Alternatively, you might want to use a NoSQL database (like the document database of MongoDB) to store data that will be accessed and changed frequently/ and/or is not essential to be complete or in the same schema. This would work well for something like a blog, as not all blog posts will have comments, hashtags, or pictures, but others do. You also will make frequent edits to comments, tags, and posts, and maybe upload pictures later, and it is faster to write to the json object of the blog post than it is to create new columns across the table that holds the posts in order to add a new field (such as a contributors field) to blog posts.
This is oversimplified but I hope it gets the basic ideas across. I welcome all comments, criticism and expansions upon this. Thanks!
Shailesh
architect
Great question! The answer has many factors I'll try to summarise here.

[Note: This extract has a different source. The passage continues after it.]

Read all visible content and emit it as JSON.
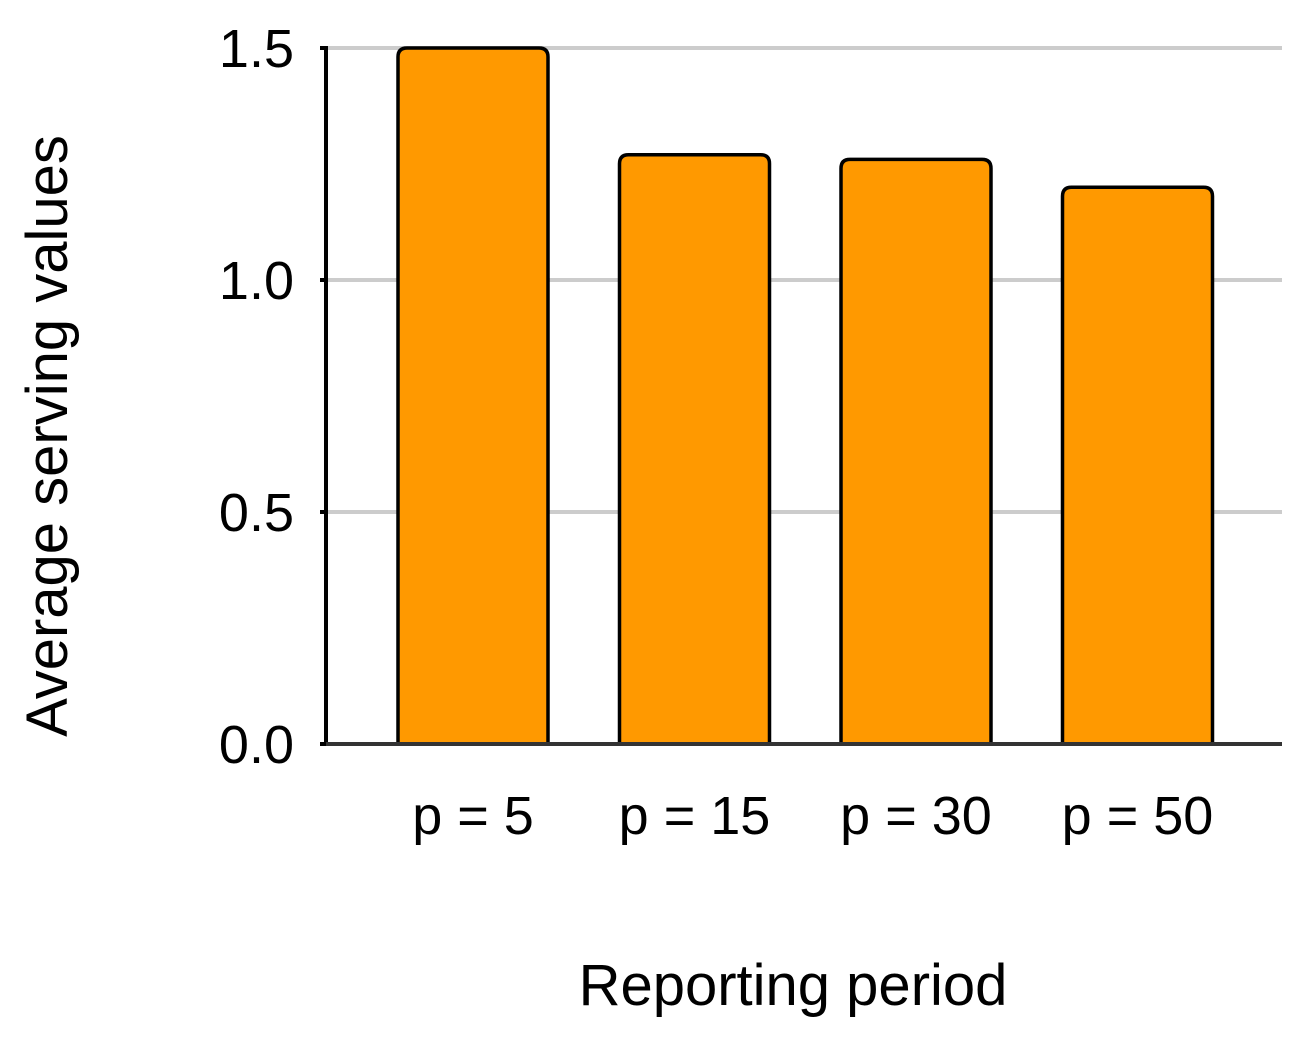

One of the limitations of a RDBMS (relational database) is the rigidity which comes from organising data into tables and relations. Not all data fits naturally into a tabular structure -- think of trees and graph structures in particular. Relational databases typically work around this limitation by modelling such data in normalised form with parent-child records. Essentially there are techniques which allow us to fit non-tabular data into a tabular, record-oriented format.
A consequence of this is that the schema (or structure) of all records in a table must be the same. If you've encountered tables with many empty columns for optional fields, it's a result of this rigidity. Tables with many empty columns waste a lot of space. Typically, we work around this by breaking up a record into sub-parts, creating a sub-table which holds the sub-fields and then do cross table joins when querying to create complete records. In a document oriented database (like MongoDB or ElasticSearch for example) each document is stored independent of the other and so there is no wastage of space for optional fields.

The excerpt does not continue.